Japan asks China to urge its citizens to stop harassment after the start of sewage release in Fukushima

Tokyo (AFP) – Japanese Prime Minister Fumio Kishida asked China on Monday to urge its citizens to stop acts of harassment, including disturbing statements and stone-throwing at Japanese diplomatic facilities and schools, in response to Japan’s release of treated radioactive sewage from damaged Fukushima. nuclear power station.

“I have to say it’s unfortunate,” Kishida said.

He said that Vice Foreign Minister Masataka Okano summoned Chinese Ambassador Wu Jianghao to ask the Chinese people to act calmly and responsibly.
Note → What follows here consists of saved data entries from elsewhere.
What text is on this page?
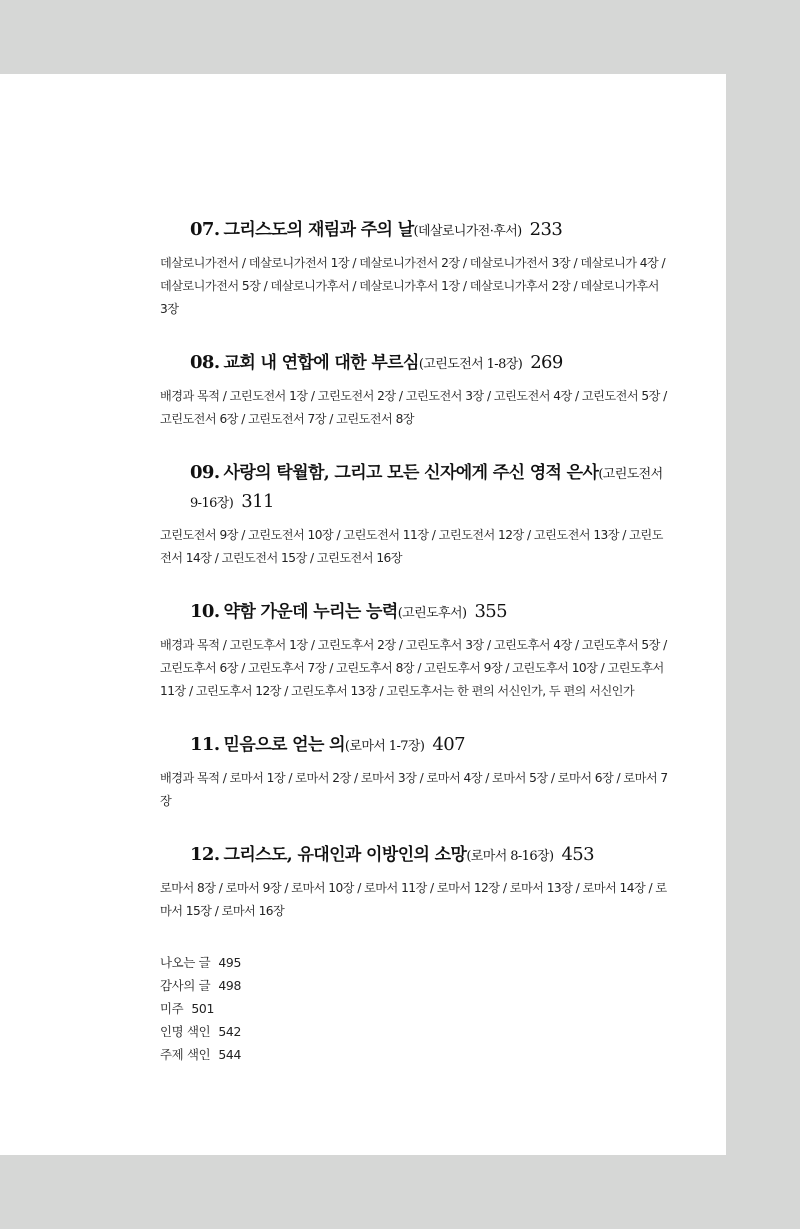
07. 그리스도의 재림과 주의 날(데살로니가전·후서) 233
데살로니가전서 / 데살로니가전서 1장 / 데살로니가전서 2장 / 데살로니가전서 3장 / 데살로니가 4장 / 데살로니가전서 5장 / 데살로니가후서 / 데살로니가후서 1장 / 데살로니가후서 2장 / 데살로니가후서 3장
08. 교회 내 연합에 대한 부르심(고린도전서 1-8장) 269
배경과 목적 / 고린도전서 1장 / 고린도전서 2장 / 고린도전서 3장 / 고린도전서 4장 / 고린도전서 5장 / 고린도전서 6장 / 고린도전서 7장 / 고린도전서 8장
09. 사랑의 탁월함, 그리고 모든 신자에게 주신 영적 은사(고린도전서 9-16장) 311
고린도전서 9장 / 고린도전서 10장 / 고린도전서 11장 / 고린도전서 12장 / 고린도전서 13장 / 고린도전서 14장 / 고린도전서 15장 / 고린도전서 16장
10. 약함 가운데 누리는 능력(고린도후서) 355
배경과 목적 / 고린도후서 1장 / 고린도후서 2장 / 고린도후서 3장 / 고린도후서 4장 / 고린도후서 5장 / 고린도후서 6장 / 고린도후서 7장 / 고린도후서 8장 / 고린도후서 9장 / 고린도후서 10장 / 고린도후서 11장 / 고린도후서 12장 / 고린도후서 13장 / 고린도후서는 한 편의 서신인가, 두 편의 서신인가
11. 믿음으로 얻는 의(로마서 1-7장) 407
배경과 목적 / 로마서 1장 / 로마서 2장 / 로마서 3장 / 로마서 4장 / 로마서 5장 / 로마서 6장 / 로마서 7장
12. 그리스도, 유대인과 이방인의 소망(로마서 8-16장) 453
로마서 8장 / 로마서 9장 / 로마서 10장 / 로마서 11장 / 로마서 12장 / 로마서 13장 / 로마서 14장 / 로마서 15장 / 로마서 16장
나오는 글 495
감사의 글 498
미주 501
인명 색인 542
주제 색인 544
The release of treated sewage into the ocean, which began on Thursday and is expected to continue for decades, has met with fierce opposition from fishing groups and neighboring countries. In response, China immediately banned all imports of Japanese seafood. And in South Korea, thousands of people joined rallies over the weekend to denounce their dismissals.

Kishida said acts of harassment, including harassing phone calls and stone-throwing, targeted Japan’s embassy, ​​consulates and Japanese schools in China, while the Chinese government did not respond to Japan’s requests for a joint scientific discussion to release the experts. He said many countries view the Japanese plan as scientific and transparent.

Japanese public broadcaster NHK said thousands of phone calls from China targeted the offices of the Fukushima government and the operator of the nuclear plant. She added that many of the callers shouted in Chinese, and some shouted “stupid” and other obscene words.

The Japanese government and the company operating the plant say the radioactive treated wastewater that has accumulated since the March 2011 accident at the nuclear plant, now totaling 134 million tons and stored in about 1,000 tanks, takes up a large portion of the plant’s space and must be removed to free it. Space to build facilities to clean up the plant and decommission it, which is also expected to take decades.

Kishida on Monday also pledged to do his best to protect Japan’s fisheries industry from the impact of China’s import ban, and said he would announce the support measures later this week.

Japan’s Foreign Ministry issued a travel advisory on Sunday urging Japanese citizens to be more careful in China, citing escalating harassment and violent protests, and not to speak loudly in Japanese to avoid attention.

At home, the release plan has faced fierce opposition from Japanese fishing groups who fear it will further damage the reputation of seafood from the Fukushima region. The groups are still struggling to repair the damage caused to their businesses due to the collapse of three reactors at the power plant due to the devastating earthquake and tsunami.

All seawater and fish sample data since release have been well below established safety limits.

Economy and Industry Minister Yasutoshi Nishimura visited Fukushima on Monday to help with damage control. Join officials from a supermarket chain and sample locally caught oysters and flounder.

“I hope to promote the delicious seafood of Fukushima to as many people as possible inside and outside Japan,” said Nishimura. “While safely implementing the release, we will be transparent in disclosing all data. This is the best way to fight reputational damage.”